Pick the best neoepitope for each variant

positional arguments:
  input_file            The final report .tsv file to filter.
  output_file           Output .tsv file containing only the list of the top
                        epitope per variant.

optional arguments:
  -h, --help            show this help message and exit
  -m {lowest,median}, --top-score-metric {lowest,median}
                        The ic50 scoring metric to use for filtering. lowest:
                        Use the best MT Score (i.e. the lowest MT ic50 binding
                        score of all chosen prediction methods). median: Use
                        the median MT Score (i.e. the median MT ic50 binding
                        score of all chosen prediction methods). (default:
                        median)
  -m2 {ic50,percentile}, --top-score-metric2 {ic50,percentile}
                        Whether to use median/best IC50 or to use median/best
                        percentile score when determining the top scoring
                        peptide. This parameter is also used to influence the
                        primary sorting criteria for the variants in the
                        output report. (default: ic50)
  --transcript-prioritization-strategy TRANSCRIPT_PRIORITIZATION_STRATEGY
                        Specify the criteria to consider when filtering
                        transcripts of the neoantigen candidates. 'canonical'
                        will select candidates resulting from variants on a
                        Ensembl canonical transcript. 'mane_select' will
                        select candidates resulting from variants on a MANE
                        select transcript. 'tsl' will select candidates where
                        the transcript support level (TSL) matches the
                        --maximum-transcript-support-level cutoff. When
                        selecting more than one criteria, a transcript meeting
                        EITHER of the selected criteria will be selected.
                        (default: ['canonical', 'mane_select', 'tsl'])
  --maximum-transcript-support-level {1,2,3,4,5}
                        When determining the top peptide, only consider those
                        entries that meet this threshold for the Ensembl
                        transcript support level (TSL). Transcript support
                        level needs to be <= this cutoff to be considered.
                        (default: 1)

This filter picks the top epitope for each junction according to the following criteria:

  • If --allow-inclomplete-transcripts flag is set, pick the entries without a Transcript CDS Flags set.

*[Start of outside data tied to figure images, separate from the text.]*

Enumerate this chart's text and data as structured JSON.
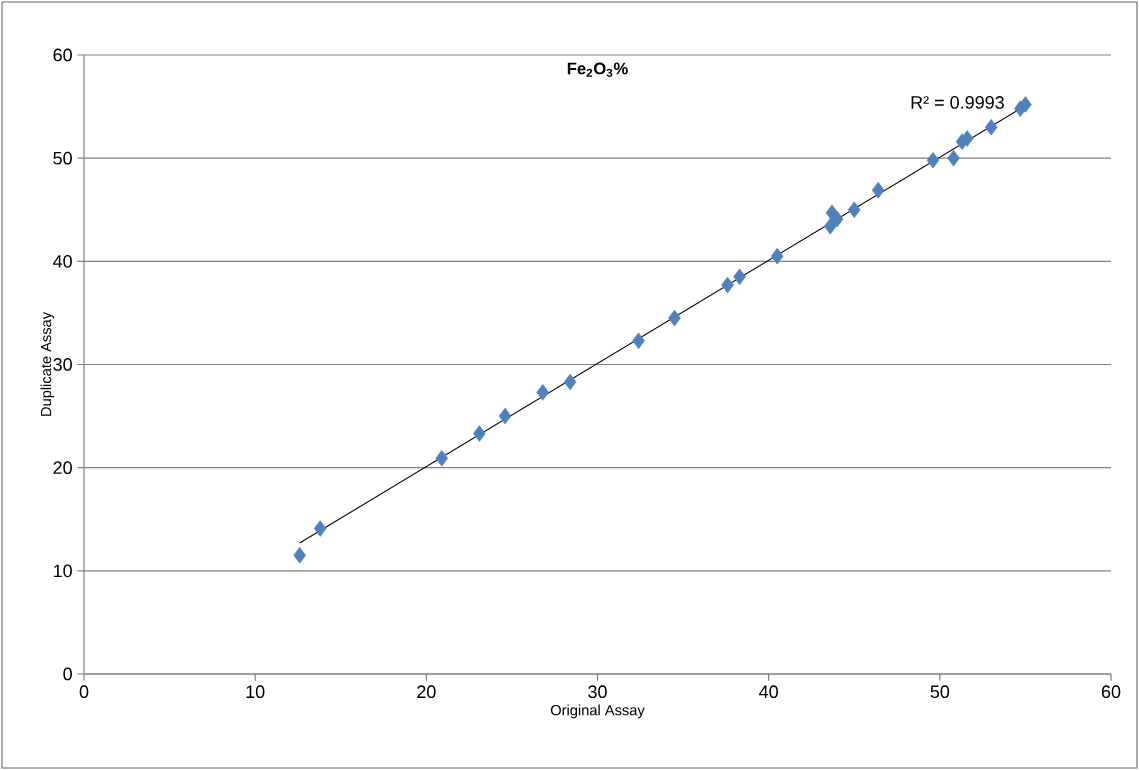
{
  "chart_data": {
    "type": "scatter",
    "title": "Fe$_{2}$O$_{3}$%",
    "xlabel": "Original Assay",
    "ylabel": "Duplicate Assay",
    "xlim": [
      0,
      60
    ],
    "ylim": [
      0,
      60
    ],
    "xticks": [
      0,
      10,
      20,
      30,
      40,
      50,
      60
    ],
    "yticks": [
      0,
      10,
      20,
      30,
      40,
      50,
      60
    ],
    "grid": "y",
    "marker": "diamond",
    "annotations": [
      {
        "text": "R² = 0.9993",
        "x": 55.0,
        "y": 55.1
      }
    ],
    "series": [
      {
        "color": "#4f81bd",
        "x": [
          12.6,
          13.8,
          20.9,
          23.1,
          24.6,
          26.8,
          28.4,
          32.4,
          34.5,
          37.6,
          38.3,
          40.5,
          43.6,
          43.7,
          44.0,
          45.0,
          46.4,
          49.6,
          50.8,
          51.3,
          51.6,
          53.0,
          54.7,
          55.0
        ],
        "values": [
          11.5,
          14.1,
          20.9,
          23.3,
          25.0,
          27.3,
          28.3,
          32.3,
          34.5,
          37.7,
          38.5,
          40.5,
          43.4,
          44.7,
          44.1,
          45.0,
          46.9,
          49.8,
          50.0,
          51.6,
          51.9,
          53.0,
          54.8,
          55.2
        ]
      },
      {
        "type": "line",
        "color": "#000000",
        "marker": "none",
        "x": [
          12.6,
          55.0
        ],
        "values": [
          12.7,
          55.1
        ]
      }
    ]
  }
}
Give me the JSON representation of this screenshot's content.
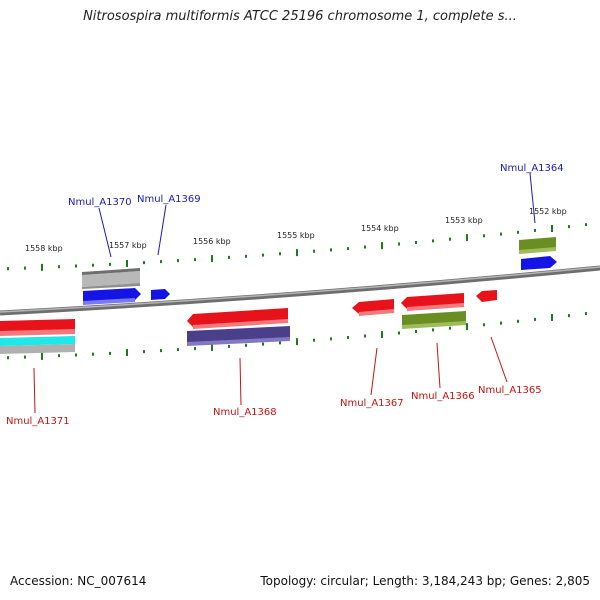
{
  "header": {
    "title": "Nitrosospira multiformis ATCC 25196 chromosome 1, complete s..."
  },
  "footer": {
    "accession": "Accession: NC_007614",
    "summary": "Topology: circular; Length: 3,184,243 bp; Genes: 2,805"
  },
  "scale": {
    "labels": [
      "1558 kbp",
      "1557 kbp",
      "1556 kbp",
      "1555 kbp",
      "1554 kbp",
      "1553 kbp",
      "1552 kbp"
    ]
  },
  "genes": {
    "forward": [
      "Nmul_A1370",
      "Nmul_A1369",
      "Nmul_A1364"
    ],
    "reverse": [
      "Nmul_A1371",
      "Nmul_A1368",
      "Nmul_A1367",
      "Nmul_A1366",
      "Nmul_A1365"
    ]
  },
  "colors": {
    "forward_label": "#1a1ab8",
    "reverse_label": "#c41414",
    "tick": "#1f7a1f",
    "backbone": "#8a8a8a",
    "red": "#e8121b",
    "blue": "#1414e6",
    "olive": "#6b8e23",
    "gray": "#b0b0b0",
    "purple": "#4b3f8c",
    "cyan": "#1ee8e8"
  }
}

  • Of the remaining entries, pick the entries where the Biotype is protein_coding.

  • Of the remaining entries, pick the entries that pass at least one of the transcript criteria selected in the --transcript-prioritization-strategy taking into consideration the --maximum-transcript-support-level if tsl is one of the selected criteria.

  • Of the remaining entries, pick the entries with no Problematic Positions.

  • Sort the remaining entries by lowest Median|Best IC50 Score|Percentile (depending on the selected --top-score-metric and --top-score-metric2), MANE Select (True), Canonical (True), Transcript Support Level, WT Protein Length, and Transcript Expression. Select the highest sorted entry.

Aggregate Report Filter

usage: pvacsplice aggregate_report_filter [-h] [--include-tiers INCLUDE_TIERS]
                                          input_file output_file

Filter an aggregate report based on the variant Tier.

positional arguments:
  input_file            The aggregated.tsv report file to filter.
  output_file           Output aggregated.tsv file containing list of filtered
                        aggregate report entries based on the selected variant
                        Tier.

optional arguments:
  -h, --help            show this help message and exit
  --include-tiers INCLUDE_TIERS
                        Specify a comma-separated list of tiers for which to
                        retain aggregate report variant data. (default:
                        ['Pass'])

This command filters the aggregate report to only those variants matching the specified --include-tiers (default:Pass).